In the 1990s, the U.S. government cracked down on such methods, and after conducting environmental tests on the site where Jackson dumped the barrels, that area was found to be so severely polluted that it was listed for urgent cleanup by the Environmental Protection Agency. Across the tiny island, almost 100 similarly tainted sites were identified, including one where dioxin contamination in the soil of 19,000 parts per million (compared to a recognized safe level of 1,000 parts pertrillion) made it one of the most toxic places on the planet. Further alarming residents was the proximity of many of these sites to the Northern Guam Lens, the aquifer that supplies the island with its drinking water.

How did the military rationalize this kind of environmental practice?

The heavy loss of G.I. blood on both islands imbued in many U.S. leaders a sense of entitlement to the hard-won territories. Following the end of World War II, the islands were gradually transformed into two of the most militarized places on the planet — Guam became the “Tip of the Spear” and Okinawa the “Keystone of the Pacific.”

[. . .]

The fates of Guam and Okinawa have been entwined in the Gordian knot of the planned relocation of thousands of U.S. Marines within the Pacific theater. Associate professor Natividad believes that this plan has made Guam’s leaders reluctant to push the Pentagon for full disclosure about its poisoning of the island. “Our former governor was too afraid of making waves with Washington for fear of jeopardizing the realignment. Our current governor is more confident but even if he pressured Washington for an admission, they’d just send him a letter saying that they’ve cleaned up the contaminated sites.”

While it now seems clear that America’s reasons for bringing Agent Orange to Guam and Okinawa were rooted in the Cold War past, Washington’s increasingly implausible refusals to admit to the presence of these toxic substances on either island are tightly interwoven with its 21st century military strategy for the region.

“We veterans have become a political pawn between the U.S. and Japan,” says Jackson, the former air force sergeant. “We’re an army waiting to die.”

What about the Agent Orange, chemical weapons and nuclear waste on Kalama (Johnston Atoll)?

Ed Rampell wrote “The military’s mess: Johnston Atoll, the army’s ‘model’ chemical disposal facility, is an environmental disaster” (PDF) (January 1996):

According to “Mr. D.,” a defense industry source knowledgeable about JACADS, speaking on condition of anonymity, a nuke “went off the launch pad and cracked … The missile did not go off, but it cracked the casing, releasing plutonium.” The radioactive area, he said, is “still offlimits via a chain link fence.” In what amounts to the world’s first and largest plutonium mining project, the U.S. is spending $10 million to separate contaminated soil at the atomic atoll.
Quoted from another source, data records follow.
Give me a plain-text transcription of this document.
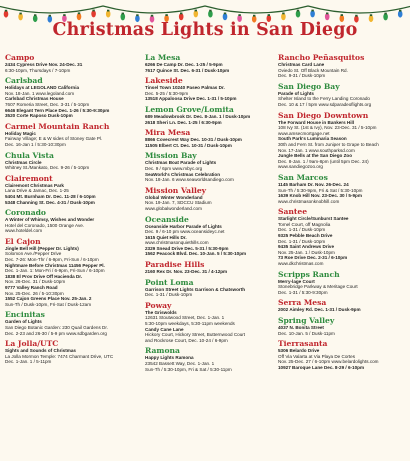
Christmas Lights in San Diego
Campo
2434 Cypress Drive Nov. 24-Dec. 31
6:30-10pm, Thursdays / 7-10pm
Carlsbad
Holidays at LEGOLAND California
Nov. 18-Jan. 1 www.legoland.com
Carlsbad Christmas House
7607 Romeria Street, Dec. 3-31 / 5-10pm
6646 Elegant Tern Place Dec. 1-26 / 5:30-9:30pm
3520 Corte Raposo Dusk-10pm
Carmel Mountain Ranch
Holiday Magic
Fairway Village; E & W sides of Stoney Gate Pl.
Dec. 16-Jan 1 / 5:30-10:30pm
Chula Vista
Christmas Circle
Whitney St./Mankato, Dec. 9-26 / 5-10pm
Clairemont
Clairemont Christmas Park
Lana Drive & Jamac, Dec. 1-25
5404 Mt. Burnham Dr. Dec. 11-28 / 6-10pm
5348 Channing St. Dec. 4-31 / Dusk-10pm
Coronado
A Winter of Whimsy, Wishes and Wonder
Hotel del Coronado, 1500 Orange Ave.
www.hoteldel.com
El Cajon
Jingle Bell Hill (Pepper Dr. Lights)
Solomon Ave./Pepper Drive
Dec. 7-26: Mon-Thr / 6-9pm, Fri-Sun / 6-10pm
Nightmare Before Christmas 11456 Pepper Pl.
Dec. 1-Jan. 1: Mon-Fri / 6-9pm, Fri-Sun / 6-10pm
1838 El Prov Drive Off Hacienda Dr.
Nov. 26-Dec. 31 / Dusk-10pm
9777 Valley Ranch Road
Nov. 25-Dec. 26 / 5-10:30pm
1552 Cajon Greens Place Nov. 25-Jan. 2
Sun-Th / Dusk-10pm, Fri-Sat / Dusk-12am
Encinitas
Garden of Lights
San Diego Botanic Garden: 230 Quail Gardens Dr.
Dec. 2-23 and 26-30 / 5-9 pm www.sdbgarden.org
La Jolla/UTC
Sights and Sounds of Christmas
La Jolla Mormon Temple: 7474 Charmant Drive, UTC
Dec. 1-Jan. 1 / 5-11pm
La Mesa
6266 De Camp Dr. Dec. 1-25 / 5-9pm
7617 Quince St. Dec. 6-31 / Dusk-10pm
Lakeside
Tinsel Town 10240 Paseo Palmas Dr.
Dec. 5-25 / 5:30-9pm
13518 Appaloosa Drive Dec. 1-31 / 5-10pm
Lemon Grove/Lomita
689 Meadowbrook Dr. Dec. 8-Jan. 1 / Dusk-10pm
2618 Sheri Ln. Dec. 1-25 / 6:30-9pm
Mira Mesa
8866 Covecrest Way Dec. 10-31 / Dusk-10pm
11505 Elbert Ct. Dec. 10-31 / Dusk-10pm
Mission Bay
Christmas Boat Parade of Lights
Dec. 9 / 6pm www.mbyc.org
SeaWorld's Christmas Celebration
Nov. 18-Jan. 6 www.seaworldsandiego.com
Mission Valley
Global Winter Wonderland
Nov. 19-Jan. 7, SDCCU Stadium
www.globalwonderland.com
Oceanside
Oceanside Harbor Parade of Lights
Dec. 9 / 6-10 pm www.oceansideyc.net
1615 Quiet Hills Dr.
www.christmasonquiethills.com
2329 Snead Drive Dec. 5-31 / 5:30-9pm
1562 Peacock Blvd. Dec. 10-Jan. 5 / 5:30-10pm
Paradise Hills
2160 Rex Dr. Nov. 23-Dec. 31 / 4-12pm
Point Loma
Garrison Street Lights Garrison & Chatsworth
Dec. 1-31 / Dusk-10pm
Poway
The Griswolds
12631 Stoutwood Street, Dec. 1-Jan. 1
5:30-10pm weekdays, 5:30-11pm weekends
Candy Cane Lane
Hickory Court, Hickory Street, Butternwood Court
and Rockrose Court, Dec. 10-24 / 6-9pm
Ramona
Happy Lights Ramona
23542 Bassett Way, Dec. 1-Jan. 1
Sun-Th / 5:30-10pm, Fri & Sat / 5:30-11pm
Rancho Peñasquitos
Christmas Card Lane
Oviedo St. Off Black Mountain Rd.
Dec. 9-31 / Dusk-10pm
San Diego Bay
Parade of Lights
Shelter Island to the Ferry Landing Coronado
Dec. 10 & 17 / 5pm www.sdparadeoflights.org
San Diego Downtown
The Forward House in Bankers Hill
108 Ivy St. (1st & Ivy), Nov. 23-Dec. 31 / 5-10pm
www.amsecmortgage.net
South Park's Luminaria Season
30th and Fern St. from Juniper to Grape to Beach
Nov. 17-Jan. 1 www.southparksd.com
Jungle Bells at the San Diego Zoo
Dec. 8-Jan. 1 / 9am-8pm (until 5pm Dec. 24)
www.sandiegozoo.org
San Marcos
1145 Barham Dr. Nov. 26-Dec. 24
Sun-Th / 5:30-9pm, Fri & Sat / 5:30-10pm
1639 Knob Hill Nov. 23-Dec. 30 / 5-9pm
www.christmasonknobhill.com
Santee
Starlight Circle/Sunburst Santee
Tomel Court, off Magnolia
Dec. 1-31 / Dusk-10pm
9325 Pebble Beach Drive
Dec. 1-31 / Dusk-10pm
9435 Saint Andrews Drive
Nov. 25-Jan. 1 / Dusk-10pm
73 Roe Drive Dec. 2-31 / 6-10pm
www.dkchristmas.com
Scripps Ranch
Merry-lage Court
Stonebridge Parkway & Meritage Court
Dec. 1-31 / 5:30-9:30pm
Serra Mesa
2002 Aimley Rd. Dec. 1-31 / Dusk-9pm
Spring Valley
4037 N. Bonita Street
Dec. 10-Jan. 5 / Dusk-11pm
Tierrasanta
5306 Belardo Drive
Off Via Valarta at Via Playa De Cortes
Nov. 25-Dec. 27 / 6-10pm www.belardolights.com
10927 Baroque Lane Dec. 8-29 / 6-10pm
Plutonium is not the only lethal substance to leak into Johnston. In the 1970s, the U.S. shipped to the atoll millions of gallons of dioxin-contaminated Agent Orange, the birth defect-causing defoliant used in Vietnam. According to Mr. D., “The Agent Orange was stored in 55-gallon drums, which rusted, and the Agent Orange leaked into the soil.” This still-contaminated area is also fenced off. According to Wilkes, the herbicide was finally burned in 1976 on the Vulcanus II incinerator ship, which he calls “notoriously inefficient.” He adds, “Here, to an extreme degree, the U.S. military does anything that is too unpopular, too dangerous and too secret to do elsewhere in the Pacific.”